I tried the above solution and it is working on debug mode but I am getting "Unknown type: Style" error in production build. I am using xlsx-populate with next js. Any idea what could be the problem?

zainalihashmi avatar Dec 21 '23 08:12 zainalihashmi

@zainalihashmi I use exactly that. I apply both to cells and cell ranges. I'm using version 1.21.0

dresende avatar Dec 21 '23 09:12 dresende

@dresende

let column_style = workbook.styleSheet().createStyle();

column_style.style("bold", true);
// whatever styles you want

sheet.range(row_start, col, row_end, col).style(column_style);

I tried the above solution and it is working on debug mode but I am getting "Unknown type: Style" error in production build. I am using xlsx-populate with next js. Any idea what could be the problem?

Were you able to resolve this issue 'Unknown type: Style' ?

manjunathr92 avatar Jan 17 '24 07:01 manjunathr92

@manjunathr92 I could not resolve the issue with xlsx-populate. I moved to the exceljs and tested it with upto 5 million styled cells and it seems to be working fine.

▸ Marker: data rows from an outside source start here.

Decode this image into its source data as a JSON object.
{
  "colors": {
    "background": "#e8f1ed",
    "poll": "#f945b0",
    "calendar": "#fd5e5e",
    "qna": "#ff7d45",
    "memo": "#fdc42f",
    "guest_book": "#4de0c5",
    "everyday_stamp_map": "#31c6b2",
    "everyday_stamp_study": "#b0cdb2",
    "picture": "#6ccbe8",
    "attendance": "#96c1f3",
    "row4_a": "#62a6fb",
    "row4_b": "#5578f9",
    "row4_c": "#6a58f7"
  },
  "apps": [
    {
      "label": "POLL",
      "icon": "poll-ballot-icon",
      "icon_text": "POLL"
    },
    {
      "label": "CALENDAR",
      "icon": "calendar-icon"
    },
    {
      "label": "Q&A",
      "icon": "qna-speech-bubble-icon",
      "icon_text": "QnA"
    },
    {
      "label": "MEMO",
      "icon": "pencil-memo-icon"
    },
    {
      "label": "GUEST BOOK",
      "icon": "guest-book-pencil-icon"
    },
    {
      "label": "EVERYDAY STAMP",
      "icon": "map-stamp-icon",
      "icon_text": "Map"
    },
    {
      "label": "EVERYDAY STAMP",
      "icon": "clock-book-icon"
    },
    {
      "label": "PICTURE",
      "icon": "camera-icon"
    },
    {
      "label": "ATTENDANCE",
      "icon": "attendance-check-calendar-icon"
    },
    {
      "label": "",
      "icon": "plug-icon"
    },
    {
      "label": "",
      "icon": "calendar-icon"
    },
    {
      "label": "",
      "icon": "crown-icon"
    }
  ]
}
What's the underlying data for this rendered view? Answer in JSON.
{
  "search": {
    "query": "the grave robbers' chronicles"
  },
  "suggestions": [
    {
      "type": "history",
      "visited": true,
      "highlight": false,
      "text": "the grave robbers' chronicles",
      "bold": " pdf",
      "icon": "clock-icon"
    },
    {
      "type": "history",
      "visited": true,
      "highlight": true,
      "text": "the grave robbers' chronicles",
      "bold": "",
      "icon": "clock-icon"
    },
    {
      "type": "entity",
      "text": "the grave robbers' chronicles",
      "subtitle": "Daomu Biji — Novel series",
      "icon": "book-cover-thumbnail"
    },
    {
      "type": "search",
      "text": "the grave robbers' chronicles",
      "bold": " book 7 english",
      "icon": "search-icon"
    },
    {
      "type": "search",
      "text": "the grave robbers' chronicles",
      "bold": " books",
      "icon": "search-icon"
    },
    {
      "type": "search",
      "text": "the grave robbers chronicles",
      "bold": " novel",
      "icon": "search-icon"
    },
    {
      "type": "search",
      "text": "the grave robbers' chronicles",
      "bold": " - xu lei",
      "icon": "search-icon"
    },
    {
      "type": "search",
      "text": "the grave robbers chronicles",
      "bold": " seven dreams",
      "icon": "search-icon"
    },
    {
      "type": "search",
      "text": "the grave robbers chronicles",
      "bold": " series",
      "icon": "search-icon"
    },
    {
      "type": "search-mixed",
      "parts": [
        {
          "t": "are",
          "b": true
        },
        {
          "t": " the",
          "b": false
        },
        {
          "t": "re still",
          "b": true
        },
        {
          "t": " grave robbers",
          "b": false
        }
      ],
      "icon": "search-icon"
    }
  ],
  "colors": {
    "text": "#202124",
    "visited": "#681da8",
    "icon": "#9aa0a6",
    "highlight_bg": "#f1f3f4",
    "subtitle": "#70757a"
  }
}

zainalihashmi avatar Jan 17 '24 09:01 zainalihashmi

@dresende

let column_style = workbook.styleSheet().createStyle();

column_style.style("bold", true);
// whatever styles you want

sheet.range(row_start, col, row_end, col).style(column_style);

I tried the above solution and it is working on debug mode but I am getting "Unknown type: Style" error in production build. I am using xlsx-populate with next js. Any idea what could be the problem?